Hertfordshire Astronomers Unveil New Findings on Stars and Quasars

The results will be reported in two papers in the 1st November issue of Nature.
Although the papers deal with two entirely different types of objects, newly forming stars in our Galaxy and distant quasars, they solve very similar problems that have lacked direct observational evidence in tackling them.
Stars form from molecular gas clouds which collapse under gravity. However, as the cloud collapses it spins up, gaining angular momentum – which depends on the mass and rotational speed, and the clouds should fly apart preventing the star forming. Yet we know stars do form! It has been known for sometime that newly forming stars produce jets and outflows of material but their exact role and how the jets are constrained and don’t simply dissipate, has not been clear. The University of Hertfordshire team, using the Anglo-Australian Observatory, NSW, Australia, studied the jets associated with a young star, and showed that helical magnetic fields, rather like the coils of a spring, are able to keep the jets collimated and that this aids the removal of angular momentum, thereby allowing the star to increase its mass.

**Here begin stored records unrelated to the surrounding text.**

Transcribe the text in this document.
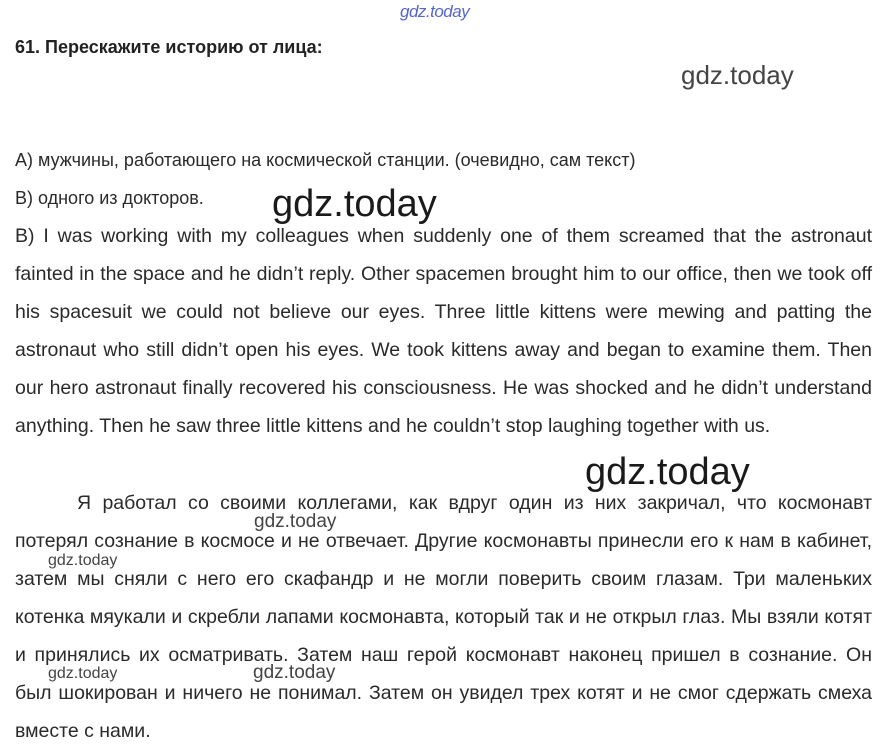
61. Перескажите историю от лица:
А) мужчины, работающего на космической станции. (очевидно, сам текст)
В) одного из докторов.

В) I was working with my colleagues when suddenly one of them screamed that the astronaut fainted in the space and he didn’t reply. Other spacemen brought him to our office, then we took off his spacesuit we could not believe our eyes. Three little kittens were mewing and patting the astronaut who still didn’t open his eyes. We took kittens away and began to examine them. Then our hero astronaut finally recovered his consciousness. He was shocked and he didn’t understand anything. Then he saw three little kittens and he couldn’t stop laughing together with us.

Я работал со своими коллегами, как вдруг один из них закричал, что космонавт потерял сознание в космосе и не отвечает. Другие космонавты принесли его к нам в кабинет, затем мы сняли с него его скафандр и не могли поверить своим глазам. Три маленьких котенка мяукали и скребли лапами космонавта, который так и не открыл глаз. Мы взяли котят и принялись их осматривать. Затем наш герой космонавт наконец пришел в сознание. Он был шокирован и ничего не понимал. Затем он увидел трех котят и не смог сдержать смеха вместе с нами.

gdz.today
gdz.today
gdz.today
gdz.today
gdz.today
gdz.today
gdz.today
gdz.today
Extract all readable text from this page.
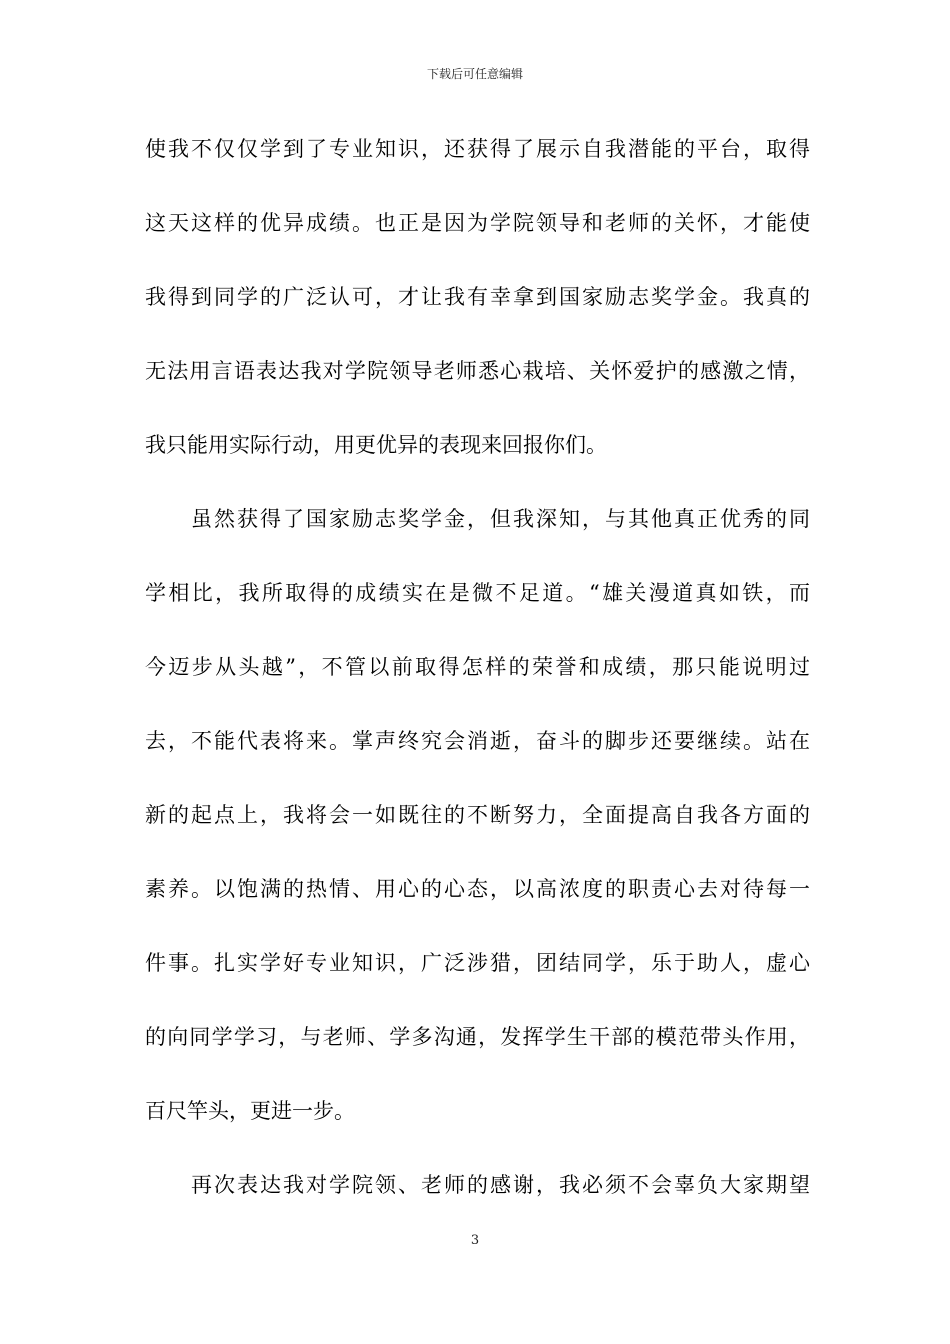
下载后可任意编辑
使我不仅仅学到了专业知识，还获得了展示自我潜能的平台，取得
这天这样的优异成绩。也正是因为学院领导和老师的关怀，才能使
我得到同学的广泛认可，才让我有幸拿到国家励志奖学金。我真的
无法用言语表达我对学院领导老师悉心栽培、关怀爱护的感激之情，
我只能用实际行动，用更优异的表现来回报你们。
虽然获得了国家励志奖学金，但我深知，与其他真正优秀的同
学相比，我所取得的成绩实在是微不足道。“雄关漫道真如铁，而
今迈步从头越”，不管以前取得怎样的荣誉和成绩，那只能说明过
去，不能代表将来。掌声终究会消逝，奋斗的脚步还要继续。站在
新的起点上，我将会一如既往的不断努力，全面提高自我各方面的
素养。以饱满的热情、用心的心态，以高浓度的职责心去对待每一
件事。扎实学好专业知识，广泛涉猎，团结同学，乐于助人，虚心
的向同学学习，与老师、学多沟通，发挥学生干部的模范带头作用，
百尺竿头，更进一步。
再次表达我对学院领、老师的感谢，我必须不会辜负大家期望
3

Quasars are the very bright cores of galaxies and are believed to be powered by supermassive black holes. These have masses billions of times that of the Sun, and material is fed into the black hole through a disk of material around it, known as an accretion disk. As material is accreted onto the disk, it starts to spin very quickly and this prevents further material being added, and the quasar would then run out of new fuel and switch off. Observations at the William Herschel Telescope La Palma, made by teams from the University of Hertfordshire and the Rochester Institute of Technology, New York, have shown that powerful rotating winds are launched from the accretion disk, and this reduces the angular momentum of the disk and allows the black hole to be fed and the quasar to continue shining brightly.
Observations for both discoveries used optical and infrared instruments sensitive to the polarization of light (as are Polaroid sun glasses). “The University of Hertfordshire has a world reputation for astronomical polarimetry”, said Professor James Hough, Director of Astronomy Research, and added that “these results showed that polarimetry is a key technique in many areas of astrophysics ranging from stars to distant quasars”.